The exchange between SUWA Director Scott Groene and
HCN Associate Editor Matt Jenkins is a fine example of the
strategic dialogue which should be taking place within all Western
wilderness campaigns (HCN, 9/27/04: Utah’s wilderness warriors
reply).
Those campaigns increasingly favor what is best
described as a “Let’s make a deal” wilderness strategy. The
price of that strategy is now clear in Nevada.
The Nevada
congressional delegation recently pushed through Congress
legislation for Lincoln County that considerably raises the price
for modest wilderness designation. The final bill designates
770,000 of 2.5 million eligible acres as official wilderness, but
opens 246,000 acres in wilderness study areas to development, sells
off 100,000 acres of public land, and reserves a half-mile-wide
pipeline corridor to accommodate the push by Las Vegas to
appropriate vast amounts of Nevada’s groundwater (HCN,
9/13/04: A water-and-wilderness bill kicks up dust in Nevada).
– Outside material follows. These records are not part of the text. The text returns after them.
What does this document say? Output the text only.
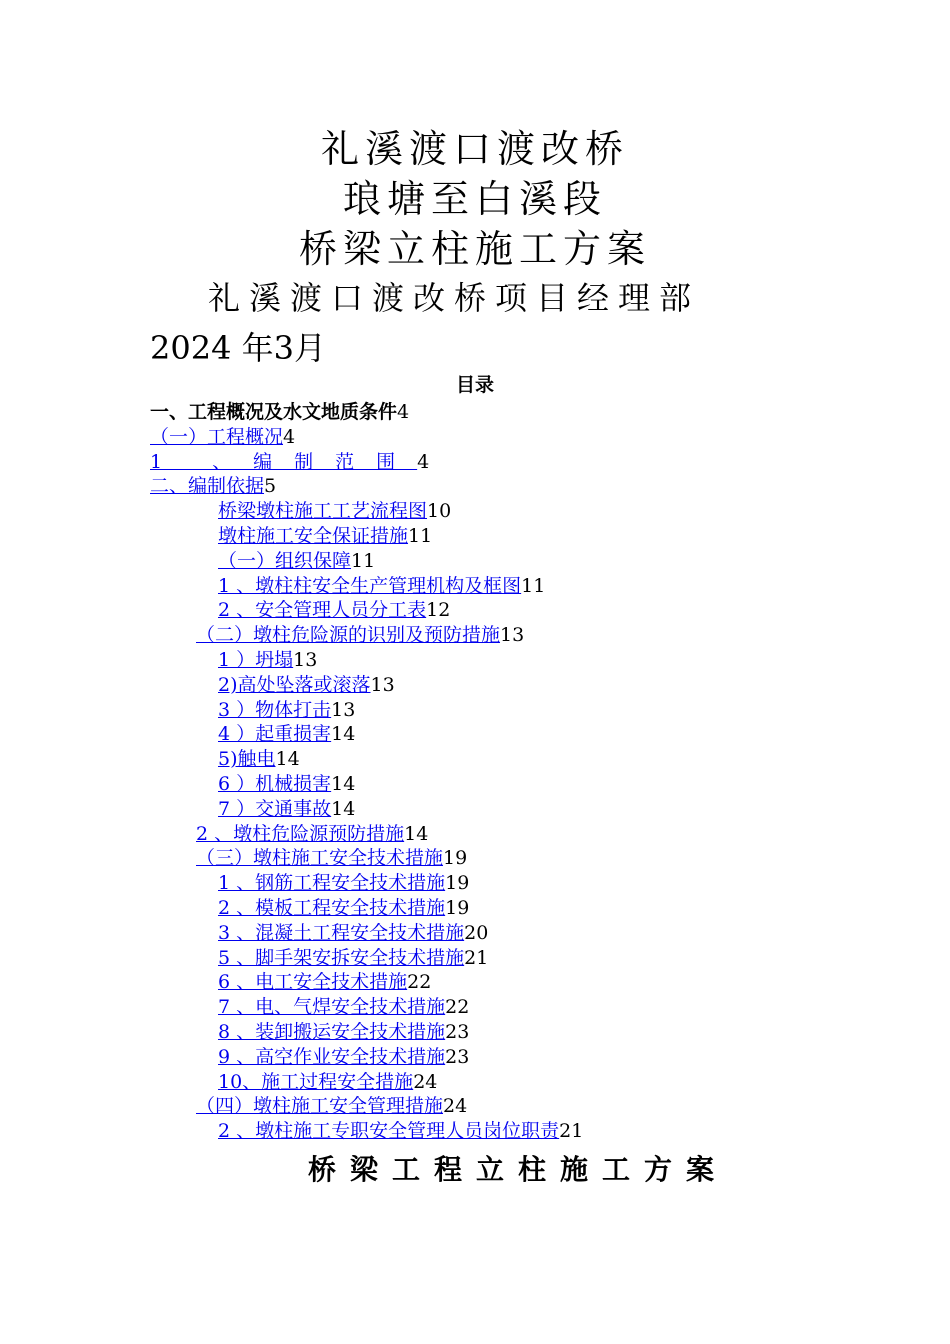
礼溪渡口渡改桥
琅塘至白溪段
桥梁立柱施工方案
礼溪渡口渡改桥项目经理部
2024 年3月
目录
一、工程概况及水文地质条件4
（一）工程概况4
1 、编制范围4
二、编制依据5
桥梁墩柱施工工艺流程图10
墩柱施工安全保证措施11
（一）组织保障11
1 、墩柱柱安全生产管理机构及框图11
2 、安全管理人员分工表12
（二）墩柱危险源的识别及预防措施13
1 ）坍塌13
2)高处坠落或滚落13
3 ）物体打击13
4 ）起重损害14
5)触电14
6 ）机械损害14
7 ）交通事故14
2 、墩柱危险源预防措施14
（三）墩柱施工安全技术措施19
1 、钢筋工程安全技术措施19
2 、模板工程安全技术措施19
3 、混凝土工程安全技术措施20
5 、脚手架安拆安全技术措施21
6 、电工安全技术措施22
7 、电、气焊安全技术措施22
8 、装卸搬运安全技术措施23
9 、高空作业安全技术措施23
10、施工过程安全措施24
（四）墩柱施工安全管理措施24
2 、墩柱施工专职安全管理人员岗位职责21
桥梁工程立柱施工方案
The
water grab is expected to dry up desert springs in the Desert
National Wildlife Range, Death Valley and other areas critical to
wildlife.
In Nevada, water, not wilderness, is the key
scarce resource and the number-one environmental issue. It is time
for wilderness advocates to wake up and take a clear stand in
opposition to the “Let’s make a deal” wilderness
strategy.
Felice Pace
Klamath,
California
This article appeared in the print edition of the magazine with the headline Take back the wilderness movement.